Earlier this year, the Richmond city government announced a direct-cash aid program for residents. Since then, it has shown wonderful results: those in need have been able to evade eviction, stave off rising living costs, and even pull themselves out of homelessness.
The Family Crisis Fund follows in the footsteps of a program of the same name announced during the COVID-19 pandemic, where the Robins Foundation joined hands with the city to seed $500,000 in matching contributions to aid families in need of financial relief.
Fairfax County has also been experimenting with a cash aid program, offering $750 a month to as many as 180 low-income families. This experiment has wrought the earth-upending conclusion that helping people in need is good, actually.
Cash aid programs are a testament to the reality that poverty is a vicious cycle that is virtually inescapable without aid. Cities around the country have been experimenting with it to varying degrees of success, but the overwhelming conclusion is simple: direct cash aid helps our most vulnerable.
These programs are generally very good, but there’s always room for improvement. The reality is that each of these programs follows the neoliberal mold and relies entirely upon means-testing to determine who is worthy of aid. This is an incredibly slippery slope, as any degree of means-testing opens Pandora’s neoliberal box, inviting absurdly granular qualifications that lock many out of the process (Kamala Harris’ word-salad solution to student debt comes to mind).

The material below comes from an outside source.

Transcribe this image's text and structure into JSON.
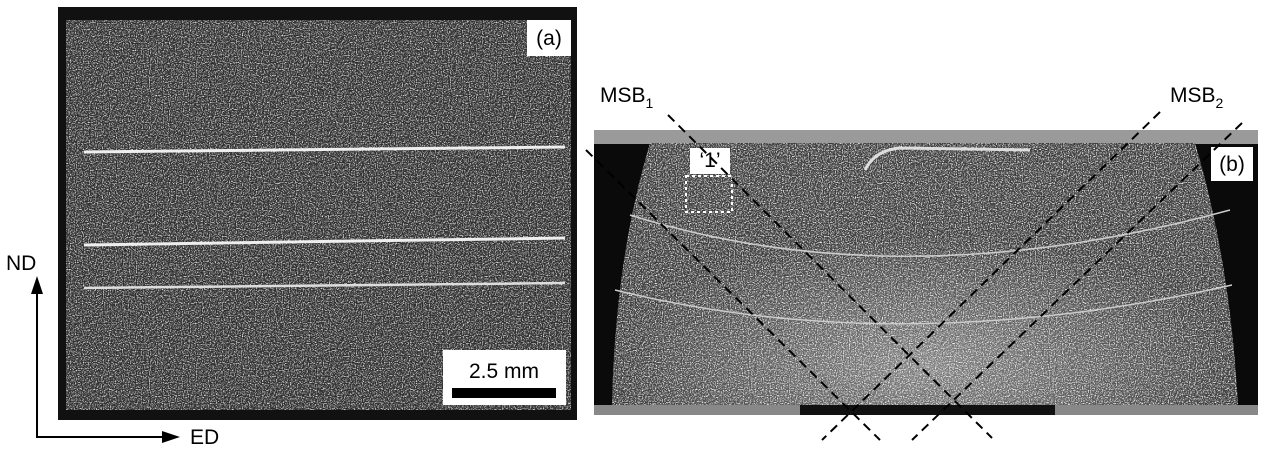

The Fairfax County aid program, for example, needs an entire paragraph just to list the requirements, and that’s not even scratching the surface of what it actually looks like to navigate them. Even if people do qualify, though, there just isn’t enough money to go around–the 180 families that received aid were selected randomly, with many qualified applicants left hung out to dry.
Cash aid may be no panacea, but it is an unequivocally good thing. After all, any aid is better than none at all. Our only hope is that these programs are expanded with the funding needed to spread to more families in need now that they’ve proven to help.